Domi grimaced, his face heating. The coffee was awful, but he was not some little kid who couldn't be trusted to drink it without bouncing off the walls or whatever she feared might happen. But there was no use arguing with her when she spoke in that tone. "Sorry, Ma." He slipped off the chair, smiling at the attendants. "Thanks for the coffee, Eri."
As Merula escorted him away, behind him he heard the female attendant murmur, "That was weird."
"Did he call her Ma?" the man whispered.
"Well, he did say that he was raised as a Pyrrhaeus."
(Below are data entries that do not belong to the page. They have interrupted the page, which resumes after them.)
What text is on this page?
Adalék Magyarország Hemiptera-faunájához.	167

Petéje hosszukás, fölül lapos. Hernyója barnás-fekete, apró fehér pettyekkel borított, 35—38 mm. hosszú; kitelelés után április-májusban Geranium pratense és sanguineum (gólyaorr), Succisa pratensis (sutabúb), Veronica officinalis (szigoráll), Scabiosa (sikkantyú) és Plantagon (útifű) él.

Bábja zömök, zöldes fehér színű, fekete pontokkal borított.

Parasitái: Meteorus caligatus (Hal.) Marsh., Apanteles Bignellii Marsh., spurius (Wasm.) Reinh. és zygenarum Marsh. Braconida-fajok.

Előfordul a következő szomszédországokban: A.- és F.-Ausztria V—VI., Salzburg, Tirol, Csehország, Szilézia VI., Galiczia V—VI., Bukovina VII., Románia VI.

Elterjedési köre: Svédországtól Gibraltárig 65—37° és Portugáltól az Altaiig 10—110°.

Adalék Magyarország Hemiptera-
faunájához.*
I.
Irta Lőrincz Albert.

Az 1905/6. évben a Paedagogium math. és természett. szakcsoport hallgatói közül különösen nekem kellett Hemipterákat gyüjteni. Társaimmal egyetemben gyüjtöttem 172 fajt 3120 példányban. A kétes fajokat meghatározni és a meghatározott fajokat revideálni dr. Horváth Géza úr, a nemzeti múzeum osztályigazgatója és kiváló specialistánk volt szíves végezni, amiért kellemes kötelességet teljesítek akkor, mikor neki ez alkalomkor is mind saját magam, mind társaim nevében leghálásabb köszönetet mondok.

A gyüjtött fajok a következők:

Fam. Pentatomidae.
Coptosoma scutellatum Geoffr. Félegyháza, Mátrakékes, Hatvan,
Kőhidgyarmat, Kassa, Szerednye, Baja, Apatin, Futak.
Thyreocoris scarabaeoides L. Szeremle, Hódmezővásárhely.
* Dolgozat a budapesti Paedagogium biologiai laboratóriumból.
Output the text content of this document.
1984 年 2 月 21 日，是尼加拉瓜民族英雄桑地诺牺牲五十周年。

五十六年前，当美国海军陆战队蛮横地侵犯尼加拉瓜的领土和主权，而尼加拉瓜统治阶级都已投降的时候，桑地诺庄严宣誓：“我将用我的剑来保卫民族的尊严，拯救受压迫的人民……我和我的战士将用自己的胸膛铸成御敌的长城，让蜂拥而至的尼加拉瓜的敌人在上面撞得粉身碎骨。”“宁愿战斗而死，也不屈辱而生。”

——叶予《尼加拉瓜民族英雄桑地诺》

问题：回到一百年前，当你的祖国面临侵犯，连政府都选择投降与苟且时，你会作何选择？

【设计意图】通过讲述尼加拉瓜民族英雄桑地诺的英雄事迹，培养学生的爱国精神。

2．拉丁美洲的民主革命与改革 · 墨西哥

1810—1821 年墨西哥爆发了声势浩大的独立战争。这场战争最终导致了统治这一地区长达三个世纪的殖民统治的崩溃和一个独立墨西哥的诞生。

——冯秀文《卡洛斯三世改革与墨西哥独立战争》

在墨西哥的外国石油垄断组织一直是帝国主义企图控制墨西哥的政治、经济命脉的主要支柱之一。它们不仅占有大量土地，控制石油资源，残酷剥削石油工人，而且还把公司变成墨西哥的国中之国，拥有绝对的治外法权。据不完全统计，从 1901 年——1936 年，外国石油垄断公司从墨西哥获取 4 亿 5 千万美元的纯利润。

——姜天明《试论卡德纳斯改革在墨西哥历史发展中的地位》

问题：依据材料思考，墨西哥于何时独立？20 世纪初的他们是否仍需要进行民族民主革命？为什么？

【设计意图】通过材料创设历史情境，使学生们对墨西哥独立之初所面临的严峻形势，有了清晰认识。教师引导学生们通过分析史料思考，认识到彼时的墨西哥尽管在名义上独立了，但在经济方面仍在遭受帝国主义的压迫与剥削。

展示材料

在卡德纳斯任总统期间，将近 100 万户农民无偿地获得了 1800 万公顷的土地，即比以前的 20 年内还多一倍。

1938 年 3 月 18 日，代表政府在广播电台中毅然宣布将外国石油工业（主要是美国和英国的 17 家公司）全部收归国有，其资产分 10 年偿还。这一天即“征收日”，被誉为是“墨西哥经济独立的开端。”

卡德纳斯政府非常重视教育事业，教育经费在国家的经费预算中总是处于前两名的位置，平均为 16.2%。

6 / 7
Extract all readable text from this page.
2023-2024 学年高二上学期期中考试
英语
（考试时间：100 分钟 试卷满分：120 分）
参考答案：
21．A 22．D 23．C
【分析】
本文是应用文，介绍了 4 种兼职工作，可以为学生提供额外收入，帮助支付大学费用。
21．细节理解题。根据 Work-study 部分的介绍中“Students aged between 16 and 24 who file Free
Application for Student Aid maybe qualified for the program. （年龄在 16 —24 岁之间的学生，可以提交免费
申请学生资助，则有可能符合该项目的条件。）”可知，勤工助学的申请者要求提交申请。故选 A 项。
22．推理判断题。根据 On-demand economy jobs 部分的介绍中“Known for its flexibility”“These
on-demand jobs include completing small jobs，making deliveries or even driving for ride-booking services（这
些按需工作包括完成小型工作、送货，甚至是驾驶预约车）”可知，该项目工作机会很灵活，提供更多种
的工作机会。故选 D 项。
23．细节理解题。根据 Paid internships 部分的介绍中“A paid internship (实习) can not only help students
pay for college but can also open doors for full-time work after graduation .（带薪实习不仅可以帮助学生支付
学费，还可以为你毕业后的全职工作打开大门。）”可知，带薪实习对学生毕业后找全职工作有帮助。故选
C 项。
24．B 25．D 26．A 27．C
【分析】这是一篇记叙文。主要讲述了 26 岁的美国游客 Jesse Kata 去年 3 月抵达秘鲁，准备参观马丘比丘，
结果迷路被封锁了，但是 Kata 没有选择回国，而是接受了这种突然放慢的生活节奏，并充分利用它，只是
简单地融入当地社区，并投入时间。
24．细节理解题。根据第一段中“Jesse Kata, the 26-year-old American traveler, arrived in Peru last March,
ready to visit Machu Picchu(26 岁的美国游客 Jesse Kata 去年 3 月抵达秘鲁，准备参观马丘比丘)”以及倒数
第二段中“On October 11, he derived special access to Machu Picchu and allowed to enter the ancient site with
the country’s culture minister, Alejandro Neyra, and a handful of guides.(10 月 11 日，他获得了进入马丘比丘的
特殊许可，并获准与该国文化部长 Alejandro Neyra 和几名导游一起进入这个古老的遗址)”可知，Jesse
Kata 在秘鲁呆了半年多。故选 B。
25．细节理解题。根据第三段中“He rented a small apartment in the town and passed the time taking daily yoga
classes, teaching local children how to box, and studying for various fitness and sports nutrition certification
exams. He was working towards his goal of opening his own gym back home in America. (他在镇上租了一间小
Merula looked down at him, her face full of exasperated disapproval. And something else, something he could not place. "What are you thinking, boy? You can't talk to random people," she hissed, her eyes darting behind her back toward the dining chamber.
Fear. That's what it was. Fear, something that he was not used to seeing on her face. Not the Rex Pullati.
Domi frowned. "They have no idea who I am, Ma." He glanced at an observation window as they passed, taking in the brilliant midnight Trellis, so beautiful and so wrong. "But they know stuff about what's happening outside."
"Like what?"
"Well--" He nibbled his lip, his heart sinking into his belly in dread. "--have you ever heard of something called a hypercane?"